Did you like the documentary feel of this film? Panahi talks a lot in the special feature section of the DVD about how it was made and why the documentary "style" was important to him. One thing he said that I found very interesting was that all his movies are oriented toward public life, with a preponderance of street shots, because women cannot be filmed in domestic settings without the hijab, even if they are alone in the house with their family or sleeping or in some other situation where it would not be illegal for them to have their hair uncovered. Panahi refuses to film "a lie," so he reoriented himself and his cameras artistically. Similarly, the women at the game could not actually see the game, so in an effort to align himself with their point of view, the movie contained no game shots except for what the women themselves could see (on the way to the bathroom, for example, or on the TV on the street). To make this movie he had to present it to the Iranian film authorities as something other than what it was. His crew submitted a fake script and the authorities did not know of his involvement in the project until very late in the day. He used a very small camera, not a 35 mm, so he would blend in at the stadium with news reporters. His film was largely made in real time. Most of the stadium shots were from the actual game, as was the celebration shot at the end, and he did not know the outcome of the film until the game was over. He also noted that the movie is the same length as a soccer game. ... Did all this work for you? Or would you have preferred something a little more featurey and less documentary?

5 comments:

Ben said...

The documentary feel wasn’t so bad. But I’m guessing that the restraints on filming kept him from doing multiple takes, which was unfortunate. And much of the acting was rather self-conscious and wooden and didn’t fit the documentary feel at all.

kc said...

Panahi didn't use professional actors. He talks about this extensively on the DVD extras. These were all just real people. He thought using actors would introduce an element of "falseness" that would counter the documentary feel. I think the people in the film did a fine job playing their "roles." Some of it was damn fine when you consider they had no training whatsoever but were just receiving direction on the spot from Panahi.

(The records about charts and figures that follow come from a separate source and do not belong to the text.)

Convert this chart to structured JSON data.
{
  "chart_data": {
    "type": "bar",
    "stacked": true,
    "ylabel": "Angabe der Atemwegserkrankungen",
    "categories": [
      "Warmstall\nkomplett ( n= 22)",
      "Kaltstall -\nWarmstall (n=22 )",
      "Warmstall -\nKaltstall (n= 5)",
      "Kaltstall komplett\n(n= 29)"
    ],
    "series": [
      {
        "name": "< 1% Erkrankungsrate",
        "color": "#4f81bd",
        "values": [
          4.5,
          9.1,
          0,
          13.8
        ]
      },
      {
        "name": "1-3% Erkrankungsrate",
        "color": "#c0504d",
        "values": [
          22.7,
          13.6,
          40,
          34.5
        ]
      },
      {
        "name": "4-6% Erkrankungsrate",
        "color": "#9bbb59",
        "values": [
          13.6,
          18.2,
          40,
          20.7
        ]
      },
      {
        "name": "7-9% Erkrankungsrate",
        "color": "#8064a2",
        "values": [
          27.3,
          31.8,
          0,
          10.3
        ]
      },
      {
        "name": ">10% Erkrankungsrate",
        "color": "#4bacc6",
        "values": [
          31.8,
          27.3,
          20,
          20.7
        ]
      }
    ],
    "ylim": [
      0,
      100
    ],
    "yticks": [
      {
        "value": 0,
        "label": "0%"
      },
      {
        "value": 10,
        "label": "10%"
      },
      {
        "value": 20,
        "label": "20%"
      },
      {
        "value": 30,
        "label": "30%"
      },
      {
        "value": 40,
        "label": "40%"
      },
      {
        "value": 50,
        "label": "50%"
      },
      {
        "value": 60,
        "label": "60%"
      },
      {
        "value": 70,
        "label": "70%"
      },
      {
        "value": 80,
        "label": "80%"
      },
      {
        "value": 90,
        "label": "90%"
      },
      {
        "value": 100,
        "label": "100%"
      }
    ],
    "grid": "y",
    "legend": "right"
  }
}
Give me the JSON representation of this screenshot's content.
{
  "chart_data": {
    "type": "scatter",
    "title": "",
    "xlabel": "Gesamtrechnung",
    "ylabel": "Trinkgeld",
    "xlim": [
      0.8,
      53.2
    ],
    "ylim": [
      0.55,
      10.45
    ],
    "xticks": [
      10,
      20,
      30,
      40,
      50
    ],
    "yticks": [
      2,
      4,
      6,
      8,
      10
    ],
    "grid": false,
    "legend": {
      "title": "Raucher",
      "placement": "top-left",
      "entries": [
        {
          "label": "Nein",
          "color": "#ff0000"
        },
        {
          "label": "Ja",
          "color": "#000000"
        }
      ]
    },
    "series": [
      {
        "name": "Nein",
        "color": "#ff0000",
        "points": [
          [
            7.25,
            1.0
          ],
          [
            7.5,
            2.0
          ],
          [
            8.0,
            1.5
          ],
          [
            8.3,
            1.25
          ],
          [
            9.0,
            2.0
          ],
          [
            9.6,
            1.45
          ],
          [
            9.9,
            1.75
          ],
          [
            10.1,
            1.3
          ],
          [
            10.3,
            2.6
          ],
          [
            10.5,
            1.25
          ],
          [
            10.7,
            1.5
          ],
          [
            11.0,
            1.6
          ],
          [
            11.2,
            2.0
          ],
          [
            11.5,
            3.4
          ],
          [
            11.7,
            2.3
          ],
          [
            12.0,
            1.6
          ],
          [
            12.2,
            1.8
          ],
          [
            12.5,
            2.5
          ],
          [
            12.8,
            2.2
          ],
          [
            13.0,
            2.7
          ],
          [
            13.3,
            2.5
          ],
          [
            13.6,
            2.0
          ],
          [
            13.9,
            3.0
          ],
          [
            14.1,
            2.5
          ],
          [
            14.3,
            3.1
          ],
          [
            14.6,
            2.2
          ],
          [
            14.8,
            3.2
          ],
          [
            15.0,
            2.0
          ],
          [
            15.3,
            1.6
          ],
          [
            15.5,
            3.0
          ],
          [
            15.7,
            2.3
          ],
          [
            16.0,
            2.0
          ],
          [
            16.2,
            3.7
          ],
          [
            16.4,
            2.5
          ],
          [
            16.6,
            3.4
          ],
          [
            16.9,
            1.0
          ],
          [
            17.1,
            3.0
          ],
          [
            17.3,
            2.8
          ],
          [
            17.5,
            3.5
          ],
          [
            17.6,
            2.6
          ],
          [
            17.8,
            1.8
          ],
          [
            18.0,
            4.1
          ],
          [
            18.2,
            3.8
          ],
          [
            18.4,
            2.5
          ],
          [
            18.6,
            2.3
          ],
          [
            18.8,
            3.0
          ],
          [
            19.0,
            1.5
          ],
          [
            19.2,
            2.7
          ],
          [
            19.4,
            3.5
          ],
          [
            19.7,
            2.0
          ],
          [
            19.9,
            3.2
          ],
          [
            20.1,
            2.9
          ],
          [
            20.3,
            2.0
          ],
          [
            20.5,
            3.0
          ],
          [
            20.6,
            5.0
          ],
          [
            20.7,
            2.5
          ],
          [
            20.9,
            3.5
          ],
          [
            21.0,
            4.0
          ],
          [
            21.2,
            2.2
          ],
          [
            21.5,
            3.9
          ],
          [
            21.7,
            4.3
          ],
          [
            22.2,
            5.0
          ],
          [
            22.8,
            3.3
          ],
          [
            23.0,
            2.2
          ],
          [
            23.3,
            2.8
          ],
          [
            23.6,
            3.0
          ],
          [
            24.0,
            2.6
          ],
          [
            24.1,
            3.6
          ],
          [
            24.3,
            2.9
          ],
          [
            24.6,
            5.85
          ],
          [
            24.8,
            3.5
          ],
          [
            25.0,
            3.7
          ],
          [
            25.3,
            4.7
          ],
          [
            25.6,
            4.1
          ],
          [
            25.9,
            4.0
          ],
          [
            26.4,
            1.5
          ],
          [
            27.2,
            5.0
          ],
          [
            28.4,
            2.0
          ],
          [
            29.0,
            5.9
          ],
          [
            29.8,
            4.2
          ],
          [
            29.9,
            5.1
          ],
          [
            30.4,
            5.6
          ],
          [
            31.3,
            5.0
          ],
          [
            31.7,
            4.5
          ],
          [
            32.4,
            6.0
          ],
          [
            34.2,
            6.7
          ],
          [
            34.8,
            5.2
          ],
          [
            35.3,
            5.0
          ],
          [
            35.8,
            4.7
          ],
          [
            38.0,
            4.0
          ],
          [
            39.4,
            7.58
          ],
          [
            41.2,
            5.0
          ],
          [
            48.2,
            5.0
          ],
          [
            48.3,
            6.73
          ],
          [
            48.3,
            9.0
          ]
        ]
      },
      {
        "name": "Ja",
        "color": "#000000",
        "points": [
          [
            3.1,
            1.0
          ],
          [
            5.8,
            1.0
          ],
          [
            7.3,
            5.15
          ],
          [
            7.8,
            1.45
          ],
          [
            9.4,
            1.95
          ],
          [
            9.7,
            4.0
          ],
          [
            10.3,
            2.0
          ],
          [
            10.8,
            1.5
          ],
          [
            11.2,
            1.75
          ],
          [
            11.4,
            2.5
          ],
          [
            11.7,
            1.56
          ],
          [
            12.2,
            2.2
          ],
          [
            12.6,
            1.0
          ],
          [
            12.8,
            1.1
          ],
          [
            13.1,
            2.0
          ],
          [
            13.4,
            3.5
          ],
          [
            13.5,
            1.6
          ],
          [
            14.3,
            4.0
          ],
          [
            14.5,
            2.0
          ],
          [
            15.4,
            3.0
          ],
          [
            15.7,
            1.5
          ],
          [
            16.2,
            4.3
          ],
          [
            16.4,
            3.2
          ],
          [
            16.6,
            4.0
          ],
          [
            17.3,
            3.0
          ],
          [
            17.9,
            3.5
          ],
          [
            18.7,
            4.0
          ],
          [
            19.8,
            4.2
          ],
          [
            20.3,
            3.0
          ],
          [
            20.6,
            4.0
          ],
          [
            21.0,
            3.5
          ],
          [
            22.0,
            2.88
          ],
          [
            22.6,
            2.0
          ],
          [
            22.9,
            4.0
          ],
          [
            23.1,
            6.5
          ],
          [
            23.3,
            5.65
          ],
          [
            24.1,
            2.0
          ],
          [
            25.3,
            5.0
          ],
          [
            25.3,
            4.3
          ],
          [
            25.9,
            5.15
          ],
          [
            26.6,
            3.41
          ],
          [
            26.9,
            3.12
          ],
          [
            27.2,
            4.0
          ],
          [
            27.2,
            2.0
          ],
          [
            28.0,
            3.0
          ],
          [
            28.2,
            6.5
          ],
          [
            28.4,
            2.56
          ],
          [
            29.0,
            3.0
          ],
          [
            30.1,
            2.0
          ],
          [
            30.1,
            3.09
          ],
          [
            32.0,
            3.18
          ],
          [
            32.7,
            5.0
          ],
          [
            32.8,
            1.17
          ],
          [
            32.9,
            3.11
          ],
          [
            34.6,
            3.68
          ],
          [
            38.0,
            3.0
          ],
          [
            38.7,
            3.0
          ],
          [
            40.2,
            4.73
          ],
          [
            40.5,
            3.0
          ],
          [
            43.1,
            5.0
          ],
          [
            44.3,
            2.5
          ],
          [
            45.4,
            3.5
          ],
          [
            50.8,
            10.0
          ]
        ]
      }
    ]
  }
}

I think this was just inexpressibly brilliant, because he could not make an actual documentary about this issue in Iran. He could not make a documentary that appeared to be in real-time, that had that immediacy. So he told the authorities he was making a film about some young men at this soccer match, and submitted a script to the censors to that effect, then he gathered all these people off the street and in the stadium and made this! And he couldn't even release this movie in Iran. But it became wildly popular anyway, circulating through private households all over the country on blackmarket recordings.

Ben said...

He thought using actors would introduce an element of "falseness" that would counter the documentary feel.

Precisely the opposite is true. Non-actors trying to act gives a much greater feeling of falseness than using good actors who can be true to the characters. That's why I said the self-conscious, wooden acting didn't fit the documentary feel. Because of the poor actng, it didn't have a documentary feel, it had a bad movie feel.

cl said...

I was greatly impressed by the sense of realism in the film, and for that, the acting had to be a seamless aspect of the experience. I would have to agree with kc, and I think the best results were achieved by using real people responding in the natural way that they did.

Ben said...

I thought a couple of the actors had reactions that seemed natural, but I thought most of them did not.